Do current AI models live up to the values they have been taught? Are they communicating with users in helpful, honest, and harmless ways, or are they promoting illegal activity and recommending harmful actions?
According to Anthropic, the team behind Claude, its AI model generally upholds the values it’s been trained on, though some deviations can occur under specific conditions.
Analyzing Claude’s interactions ‘in the wild’
By analyzing 308,210 subjective conversations with Claude, the team at Anthropic, one of the top AI companies, came up with a list of the most common values expressed by its AI model. These include:
- Helpfulness: 23.4%
- Professionalism: 22.9%
- Transparency: 17.4%
- Clarity: 16.6%
However, Anthropic’s recent analysis suggests there may be a connection between a user’s expressed values and those reflected by Claude. For instance, when a user signals a specific value, the model may mirror them in its responses.
In isolated incidents that are often linked to adversarial prompting or “jailbreaking,” Claude has generated responses that reflect undesirable traits such as dominance and amorality, according to Anthropic’s internal assessments.
Understanding how AI models are trained
In order to better understand how Claude and other AI models communicate with users, it’s important to have a basic understanding of how to train an AI model.
The process begins with data collection — typically from publicly available web data, licensed datasets, and human feedback — followed by training, validation, and fine-tuning. After training, the model is validated and tested using benchmarks and user interactions to evaluate performance, safety, and alignment with desired behavior.
In some cases, the AI’s communication is clear, straightforward, and objective. For example, when asking an AI model to solve a simple math equation or locate a business address, most types of AI models will give a concrete, verifiable answer.
There are also times when AI models need to make judgement calls. Users don’t always ask objective questions; in fact, many of their questions are subjective. Not only does Claude need to make value judgements for these subjective prompts, like whether to emphasize accountability over reputation management when writing an apology letter, but the AI model needs to avoid recommending actions that could be harmful, dangerous, or illegal.

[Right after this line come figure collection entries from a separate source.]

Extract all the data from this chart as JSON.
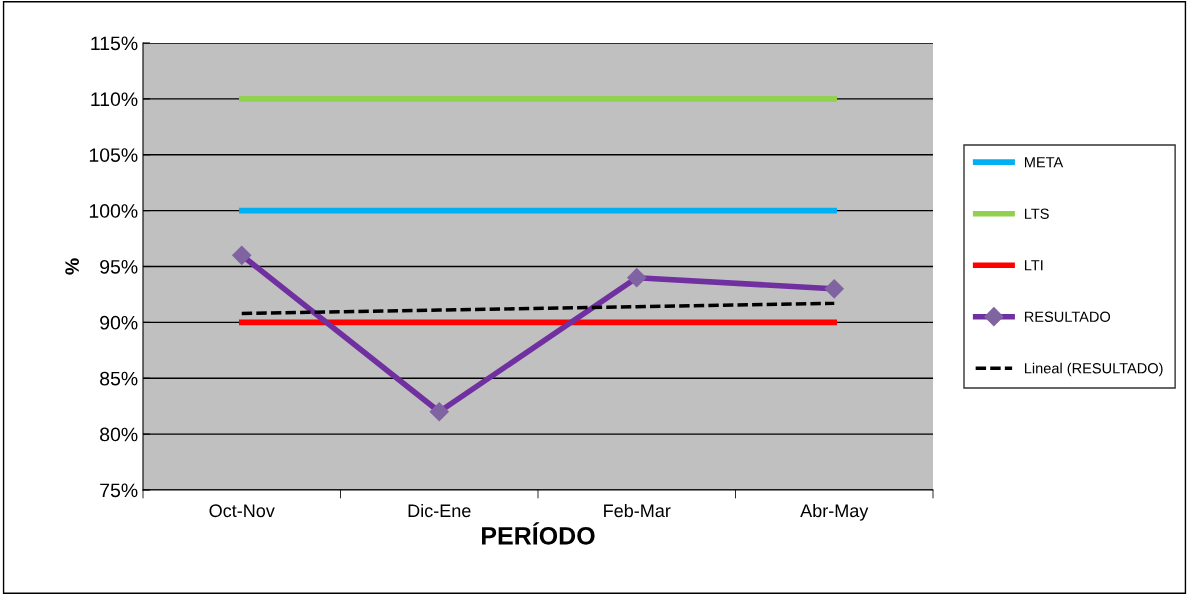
{
  "chart_data": {
    "type": "line",
    "xlabel": "PERÍODO",
    "ylabel": "%",
    "categories": [
      "Oct-Nov",
      "Dic-Ene",
      "Feb-Mar",
      "Abr-May"
    ],
    "series": [
      {
        "name": "META",
        "color": "#00b0f0",
        "values": [
          100,
          100,
          100,
          100
        ]
      },
      {
        "name": "LTS",
        "color": "#92d050",
        "values": [
          110,
          110,
          110,
          110
        ]
      },
      {
        "name": "LTI",
        "color": "#ff0000",
        "values": [
          90,
          90,
          90,
          90
        ]
      },
      {
        "name": "RESULTADO",
        "color": "#7030a0",
        "values": [
          96,
          82,
          94,
          93
        ],
        "marker": "diamond"
      },
      {
        "name": "Lineal (RESULTADO)",
        "color": "#000000",
        "values": [
          90.8,
          91.1,
          91.4,
          91.7
        ],
        "line_style": "dashed"
      }
    ],
    "ylim": [
      75,
      115
    ],
    "yticks": [
      {
        "value": 75,
        "label": "75%"
      },
      {
        "value": 80,
        "label": "80%"
      },
      {
        "value": 85,
        "label": "85%"
      },
      {
        "value": 90,
        "label": "90%"
      },
      {
        "value": 95,
        "label": "95%"
      },
      {
        "value": 100,
        "label": "100%"
      },
      {
        "value": 105,
        "label": "105%"
      },
      {
        "value": 110,
        "label": "110%"
      },
      {
        "value": 115,
        "label": "115%"
      }
    ],
    "grid": "y",
    "legend": "right"
  }
}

Maintaining positive values through Constitutional AI
Anthropic is committed to maintaining positive values in its large language models (LLMs) and AI systems. The company uses a technique called Constitutional AI, which trains the model to follow a set of guiding principles during both supervised fine-tuning and reinforcement learning.
The company’s method of evaluation is an effective solution once an AI model’s been released, but Anthropic also performs pre-deployment safety testing to minimize risks before launch, including: red-teaming, and adversarial evaluations, to minimize risks before launch.
- Red-teaming is the simulation of real-world attacks meant to uncover vulnerabilities and identify system limitations.
- Adversarial evaluations are the process of entering prompts that go directly against the safety controls of an AI system in order to generate negative outputs or system errors.
In addition, the Anthropic team views post-deployment analysis as a strength that will help them better refine Claude in the future.